On Nov. 16, the National Academy of Sciences (NAS) hosted a workshop on the use of "multiple measures." This Workshop on the Use of Multiple Measures for Education Accountability was hosted by the Committee on Incentives and Test-Based Accountability for Public Education, which is housed within the NAS. This workshop is part of ongoing activities that will ultimately yield a report that summarizes relevant research and its implications to be shared with policymakers. Ideally, the report will inform current debates about changing the many federal and state policies related to the use of test-based incentives to improve K-12 public education. The report is expected in the spring 2008.
NAS, Capitol Hill staff, Department of Education staff, university officials and other noted experts gathered to discuss Department of Education and congressional perspectives on including multiple measures in NCLB, appropriate uses of multiple measures, current state systems using multiple measures and policy arguments for and against multiple measures.
The first panel featured congressional staff, including Roberto Rodriguez with Se. Edward Kennedy (D-Mass.); Lindsay Hunsicker with Sen. Mike Enzi (R-Wyo.); Jill Morningstar with Rep. George Miller (D-Calif.); and Keri Briggs from the Department of Education. Briggs began the discussion by providing an overview of multiple measures and its place in the debate surrounding the reauthorization of the No Child Left Behind Act (NCLB), as well as a number of options for using them under current law. Briggs noted, however, that most states do not have the capacity to implement them successfully.

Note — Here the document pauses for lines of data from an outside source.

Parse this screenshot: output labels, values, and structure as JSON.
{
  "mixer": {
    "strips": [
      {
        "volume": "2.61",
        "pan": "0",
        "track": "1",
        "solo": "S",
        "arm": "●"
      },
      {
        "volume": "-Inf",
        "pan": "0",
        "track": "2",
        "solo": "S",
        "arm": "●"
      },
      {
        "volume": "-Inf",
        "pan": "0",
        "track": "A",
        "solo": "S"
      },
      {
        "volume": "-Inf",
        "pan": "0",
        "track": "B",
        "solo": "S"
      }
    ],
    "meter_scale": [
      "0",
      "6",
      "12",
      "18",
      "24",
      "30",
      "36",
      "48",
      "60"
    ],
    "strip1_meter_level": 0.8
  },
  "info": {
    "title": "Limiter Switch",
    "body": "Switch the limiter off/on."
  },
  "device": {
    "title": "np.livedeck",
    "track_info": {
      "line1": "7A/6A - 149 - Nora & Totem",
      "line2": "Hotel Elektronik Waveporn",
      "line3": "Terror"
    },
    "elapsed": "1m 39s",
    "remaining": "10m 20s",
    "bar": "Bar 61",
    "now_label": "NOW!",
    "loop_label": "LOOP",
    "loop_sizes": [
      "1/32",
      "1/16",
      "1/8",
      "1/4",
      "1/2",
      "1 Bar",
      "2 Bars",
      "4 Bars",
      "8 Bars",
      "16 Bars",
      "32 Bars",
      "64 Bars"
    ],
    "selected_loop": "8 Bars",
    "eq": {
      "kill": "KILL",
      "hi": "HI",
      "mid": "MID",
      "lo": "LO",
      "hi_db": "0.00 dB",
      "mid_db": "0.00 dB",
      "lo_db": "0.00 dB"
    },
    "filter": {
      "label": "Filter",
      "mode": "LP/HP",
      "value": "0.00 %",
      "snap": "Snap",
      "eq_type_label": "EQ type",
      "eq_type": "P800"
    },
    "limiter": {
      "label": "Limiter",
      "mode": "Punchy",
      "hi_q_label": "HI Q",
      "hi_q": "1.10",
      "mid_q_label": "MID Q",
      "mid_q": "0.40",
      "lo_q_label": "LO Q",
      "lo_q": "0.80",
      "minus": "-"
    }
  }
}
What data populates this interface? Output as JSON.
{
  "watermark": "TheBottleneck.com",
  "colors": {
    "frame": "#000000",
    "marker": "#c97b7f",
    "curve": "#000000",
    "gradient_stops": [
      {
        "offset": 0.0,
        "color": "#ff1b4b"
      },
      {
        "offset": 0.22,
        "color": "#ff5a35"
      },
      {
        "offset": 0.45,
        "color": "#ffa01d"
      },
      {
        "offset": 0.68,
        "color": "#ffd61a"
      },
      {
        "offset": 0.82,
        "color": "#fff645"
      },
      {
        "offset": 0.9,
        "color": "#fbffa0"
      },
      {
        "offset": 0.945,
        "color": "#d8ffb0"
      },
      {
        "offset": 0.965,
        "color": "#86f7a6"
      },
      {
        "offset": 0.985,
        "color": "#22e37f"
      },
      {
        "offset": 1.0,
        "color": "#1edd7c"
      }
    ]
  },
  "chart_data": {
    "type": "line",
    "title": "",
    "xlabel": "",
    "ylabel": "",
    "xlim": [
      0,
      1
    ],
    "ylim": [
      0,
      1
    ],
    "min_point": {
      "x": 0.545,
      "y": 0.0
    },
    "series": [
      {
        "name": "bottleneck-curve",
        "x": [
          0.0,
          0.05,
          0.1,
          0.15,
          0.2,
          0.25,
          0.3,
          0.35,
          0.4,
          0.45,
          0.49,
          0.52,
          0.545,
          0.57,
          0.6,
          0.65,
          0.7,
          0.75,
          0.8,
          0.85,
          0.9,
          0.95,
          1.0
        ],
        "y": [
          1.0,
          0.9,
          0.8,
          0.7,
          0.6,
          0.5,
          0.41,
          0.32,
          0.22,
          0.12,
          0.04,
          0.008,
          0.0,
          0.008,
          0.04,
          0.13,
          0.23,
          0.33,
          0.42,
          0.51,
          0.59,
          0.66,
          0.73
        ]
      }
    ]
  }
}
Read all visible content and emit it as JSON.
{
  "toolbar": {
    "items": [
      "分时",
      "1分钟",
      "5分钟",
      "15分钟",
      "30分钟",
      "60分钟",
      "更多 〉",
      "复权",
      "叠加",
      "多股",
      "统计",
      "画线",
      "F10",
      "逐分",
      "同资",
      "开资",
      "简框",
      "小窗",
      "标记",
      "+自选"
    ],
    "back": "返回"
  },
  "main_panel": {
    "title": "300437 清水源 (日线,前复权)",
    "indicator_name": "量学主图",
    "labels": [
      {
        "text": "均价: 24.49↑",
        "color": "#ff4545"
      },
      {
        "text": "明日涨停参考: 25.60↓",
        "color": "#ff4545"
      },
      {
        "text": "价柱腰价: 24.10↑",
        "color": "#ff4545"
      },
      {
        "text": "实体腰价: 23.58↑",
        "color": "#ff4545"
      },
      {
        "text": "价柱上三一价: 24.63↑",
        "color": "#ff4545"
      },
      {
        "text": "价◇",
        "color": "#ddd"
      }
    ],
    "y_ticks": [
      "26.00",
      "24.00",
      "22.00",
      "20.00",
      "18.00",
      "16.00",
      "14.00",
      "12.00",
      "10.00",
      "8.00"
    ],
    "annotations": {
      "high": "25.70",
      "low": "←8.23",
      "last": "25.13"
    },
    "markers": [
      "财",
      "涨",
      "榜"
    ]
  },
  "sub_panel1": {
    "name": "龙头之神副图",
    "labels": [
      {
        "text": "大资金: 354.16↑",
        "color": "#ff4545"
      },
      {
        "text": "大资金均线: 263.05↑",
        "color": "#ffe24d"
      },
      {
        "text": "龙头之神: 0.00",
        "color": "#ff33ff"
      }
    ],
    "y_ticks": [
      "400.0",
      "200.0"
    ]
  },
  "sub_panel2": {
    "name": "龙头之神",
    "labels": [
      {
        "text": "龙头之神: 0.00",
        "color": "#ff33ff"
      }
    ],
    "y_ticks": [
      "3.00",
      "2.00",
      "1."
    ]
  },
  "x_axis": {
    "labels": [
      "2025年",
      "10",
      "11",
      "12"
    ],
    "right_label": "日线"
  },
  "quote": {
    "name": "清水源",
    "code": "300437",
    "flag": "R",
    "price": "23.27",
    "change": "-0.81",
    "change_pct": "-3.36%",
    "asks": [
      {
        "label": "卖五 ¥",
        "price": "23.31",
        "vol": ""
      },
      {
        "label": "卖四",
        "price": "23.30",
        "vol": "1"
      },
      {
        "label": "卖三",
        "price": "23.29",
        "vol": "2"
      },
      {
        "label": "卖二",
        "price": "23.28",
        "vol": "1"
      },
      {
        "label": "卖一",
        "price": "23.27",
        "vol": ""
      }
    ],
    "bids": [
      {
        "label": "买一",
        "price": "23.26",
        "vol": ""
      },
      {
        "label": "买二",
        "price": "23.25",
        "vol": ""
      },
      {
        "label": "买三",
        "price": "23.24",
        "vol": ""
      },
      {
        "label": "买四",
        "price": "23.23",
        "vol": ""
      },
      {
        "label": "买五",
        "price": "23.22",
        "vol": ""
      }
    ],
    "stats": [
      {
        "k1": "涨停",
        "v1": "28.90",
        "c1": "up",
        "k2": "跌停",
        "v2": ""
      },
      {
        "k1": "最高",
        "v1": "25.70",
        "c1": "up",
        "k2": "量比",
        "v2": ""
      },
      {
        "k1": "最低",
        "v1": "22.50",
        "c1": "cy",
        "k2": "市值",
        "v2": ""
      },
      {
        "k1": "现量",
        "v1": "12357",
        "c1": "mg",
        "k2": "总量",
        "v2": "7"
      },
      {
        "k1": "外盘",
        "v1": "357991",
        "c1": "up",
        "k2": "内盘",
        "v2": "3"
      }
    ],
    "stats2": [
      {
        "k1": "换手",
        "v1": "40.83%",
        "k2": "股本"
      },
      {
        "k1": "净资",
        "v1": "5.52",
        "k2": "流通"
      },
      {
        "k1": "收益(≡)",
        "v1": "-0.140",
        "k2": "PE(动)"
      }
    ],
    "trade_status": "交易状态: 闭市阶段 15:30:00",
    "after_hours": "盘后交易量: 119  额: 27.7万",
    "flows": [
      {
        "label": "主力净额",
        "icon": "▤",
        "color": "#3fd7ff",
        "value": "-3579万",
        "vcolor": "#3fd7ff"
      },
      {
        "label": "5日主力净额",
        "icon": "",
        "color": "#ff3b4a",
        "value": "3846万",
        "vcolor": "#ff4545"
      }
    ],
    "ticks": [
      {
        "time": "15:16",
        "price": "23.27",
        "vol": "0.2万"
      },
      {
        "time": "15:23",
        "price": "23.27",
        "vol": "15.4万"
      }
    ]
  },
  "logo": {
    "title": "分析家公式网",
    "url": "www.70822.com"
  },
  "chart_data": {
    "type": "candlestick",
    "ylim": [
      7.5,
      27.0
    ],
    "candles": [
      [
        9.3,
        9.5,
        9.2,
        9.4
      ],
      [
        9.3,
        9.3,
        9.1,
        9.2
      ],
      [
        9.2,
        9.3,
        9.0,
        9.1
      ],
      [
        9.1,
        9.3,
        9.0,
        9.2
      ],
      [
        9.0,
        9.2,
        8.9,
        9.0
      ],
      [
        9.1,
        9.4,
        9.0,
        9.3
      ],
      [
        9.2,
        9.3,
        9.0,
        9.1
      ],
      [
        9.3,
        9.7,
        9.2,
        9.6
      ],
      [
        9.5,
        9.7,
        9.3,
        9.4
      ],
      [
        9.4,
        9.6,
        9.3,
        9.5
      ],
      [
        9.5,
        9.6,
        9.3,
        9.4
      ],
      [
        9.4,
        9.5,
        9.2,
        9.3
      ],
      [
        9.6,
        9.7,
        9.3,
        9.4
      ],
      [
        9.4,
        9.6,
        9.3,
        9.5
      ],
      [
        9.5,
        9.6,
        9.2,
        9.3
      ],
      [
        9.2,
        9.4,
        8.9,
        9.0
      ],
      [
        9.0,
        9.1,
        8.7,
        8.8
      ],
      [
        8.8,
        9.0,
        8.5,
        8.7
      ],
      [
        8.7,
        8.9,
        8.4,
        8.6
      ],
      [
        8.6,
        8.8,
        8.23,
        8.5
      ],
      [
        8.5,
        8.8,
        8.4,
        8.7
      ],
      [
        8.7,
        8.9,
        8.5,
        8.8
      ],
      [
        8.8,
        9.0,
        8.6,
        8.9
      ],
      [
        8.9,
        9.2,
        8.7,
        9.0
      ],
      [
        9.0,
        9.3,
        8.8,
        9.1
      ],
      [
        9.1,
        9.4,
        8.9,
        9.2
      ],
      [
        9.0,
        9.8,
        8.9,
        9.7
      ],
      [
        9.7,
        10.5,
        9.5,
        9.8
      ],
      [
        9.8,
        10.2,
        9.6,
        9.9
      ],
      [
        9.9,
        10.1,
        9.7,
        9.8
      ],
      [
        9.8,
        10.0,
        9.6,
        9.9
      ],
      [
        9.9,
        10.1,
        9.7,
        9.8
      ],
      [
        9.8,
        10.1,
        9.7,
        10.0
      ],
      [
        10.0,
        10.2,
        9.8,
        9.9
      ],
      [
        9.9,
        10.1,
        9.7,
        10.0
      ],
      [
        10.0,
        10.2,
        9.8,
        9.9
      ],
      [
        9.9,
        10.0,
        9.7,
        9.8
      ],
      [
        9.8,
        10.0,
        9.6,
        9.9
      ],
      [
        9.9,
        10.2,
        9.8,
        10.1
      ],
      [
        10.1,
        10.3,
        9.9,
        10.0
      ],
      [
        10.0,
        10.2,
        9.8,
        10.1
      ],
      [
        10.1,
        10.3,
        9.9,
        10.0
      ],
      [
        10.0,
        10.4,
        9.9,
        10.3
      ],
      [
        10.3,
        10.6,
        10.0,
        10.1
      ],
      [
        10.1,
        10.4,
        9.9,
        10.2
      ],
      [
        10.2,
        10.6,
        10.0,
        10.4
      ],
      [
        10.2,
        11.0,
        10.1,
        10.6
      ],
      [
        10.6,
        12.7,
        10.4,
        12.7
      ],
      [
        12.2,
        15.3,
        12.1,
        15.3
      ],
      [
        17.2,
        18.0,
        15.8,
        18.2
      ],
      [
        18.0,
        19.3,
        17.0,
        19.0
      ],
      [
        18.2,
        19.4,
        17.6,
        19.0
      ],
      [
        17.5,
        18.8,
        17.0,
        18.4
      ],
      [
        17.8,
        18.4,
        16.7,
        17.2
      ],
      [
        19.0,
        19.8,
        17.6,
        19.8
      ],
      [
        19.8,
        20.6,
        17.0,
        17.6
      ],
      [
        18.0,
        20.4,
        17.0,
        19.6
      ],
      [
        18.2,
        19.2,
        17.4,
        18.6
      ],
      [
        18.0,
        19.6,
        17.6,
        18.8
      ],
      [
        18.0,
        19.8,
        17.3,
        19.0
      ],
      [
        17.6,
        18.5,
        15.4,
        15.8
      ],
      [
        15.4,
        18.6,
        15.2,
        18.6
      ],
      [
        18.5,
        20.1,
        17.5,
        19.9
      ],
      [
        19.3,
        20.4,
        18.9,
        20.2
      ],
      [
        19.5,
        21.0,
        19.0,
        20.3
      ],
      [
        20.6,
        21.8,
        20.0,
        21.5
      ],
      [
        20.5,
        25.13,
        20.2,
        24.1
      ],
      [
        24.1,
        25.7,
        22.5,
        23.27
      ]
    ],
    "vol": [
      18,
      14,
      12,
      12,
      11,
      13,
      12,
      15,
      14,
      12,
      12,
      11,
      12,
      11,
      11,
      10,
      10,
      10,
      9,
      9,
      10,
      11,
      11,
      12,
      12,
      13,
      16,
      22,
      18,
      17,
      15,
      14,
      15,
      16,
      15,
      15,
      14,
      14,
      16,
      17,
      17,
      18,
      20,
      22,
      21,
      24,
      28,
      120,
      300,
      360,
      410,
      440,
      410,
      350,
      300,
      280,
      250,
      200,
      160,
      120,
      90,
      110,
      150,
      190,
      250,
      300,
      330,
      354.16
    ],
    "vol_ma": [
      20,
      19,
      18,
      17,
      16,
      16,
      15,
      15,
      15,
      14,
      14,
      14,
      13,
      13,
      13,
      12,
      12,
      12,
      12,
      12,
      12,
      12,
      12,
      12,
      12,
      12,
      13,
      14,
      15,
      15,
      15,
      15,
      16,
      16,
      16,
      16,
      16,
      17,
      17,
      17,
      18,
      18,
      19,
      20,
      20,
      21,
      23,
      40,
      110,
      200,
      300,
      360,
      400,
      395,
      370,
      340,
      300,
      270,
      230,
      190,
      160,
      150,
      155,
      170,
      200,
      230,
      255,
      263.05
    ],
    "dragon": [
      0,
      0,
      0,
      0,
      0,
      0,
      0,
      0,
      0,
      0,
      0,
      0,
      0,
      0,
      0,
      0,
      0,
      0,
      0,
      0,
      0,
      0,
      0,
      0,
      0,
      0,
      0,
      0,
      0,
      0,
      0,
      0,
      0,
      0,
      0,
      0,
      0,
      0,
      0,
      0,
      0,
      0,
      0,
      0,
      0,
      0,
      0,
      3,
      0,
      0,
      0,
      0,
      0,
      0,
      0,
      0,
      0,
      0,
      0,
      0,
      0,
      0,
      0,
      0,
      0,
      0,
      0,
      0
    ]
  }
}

All of the congressional staff expressed interest in incorporating multiple measures in the upcoming NCLB reauthorization, but it was clear from their comments that "the devil is in the details." Since the House Education and Labor Committee released a NCLB draft reauthorization bill earlier this year, Morningstar was able to provide the most definitive comments of the congressional staff on the panel. She discussed how the House draft allows a small percentage of the adequate yearly progress (AYP) calculation to incorporate the use of multiple measures. She noted that the committee is still working through the details and would welcome any help and/or suggestions in their efforts to get it right.
The last set of panelists agreed that one type of assessment simply is not enough to determine AYP. Panelists suggested that data from multiple assessments need to be available to teachers and schools in a timely way so improvements are based on the data and the teaching methods.
Kati Haycock from Education Trust noted there seems to be a lot of confusion about "what we want to know about a school and what we need to know about a school" when determining if the school is "good enough." She believes multiple assessments are needed for an accurate portrait of the academic achievement of all students. Gitomer agreed with Haycock, saying, "No single test can provide an accurate portrait of students and schools."
Dan Fuller from the Association for Supervision and Curriculum Development suggested adjusting the AYP model to incorporate multiple measures of assessment, including growth models, formative assessments, grade-point averages, student exhibitions, AP and IB courses and portfolio assessments. He opined that the current AYP model is flawed, and ASCD is opposed to a single assessment of reading and math skills as an indicator of performance.
Concluding the discussion for the day, William Taylor with the Citizens' Commission on Civil Rights strongly suggested that schools need assessments around creativity, teamwork and analytical skills. He believes the current testing system is inadequate and needs reform. He also argued that the law should not permit untested and untried indicators to play any role in determining whether schools and districts have made AYP.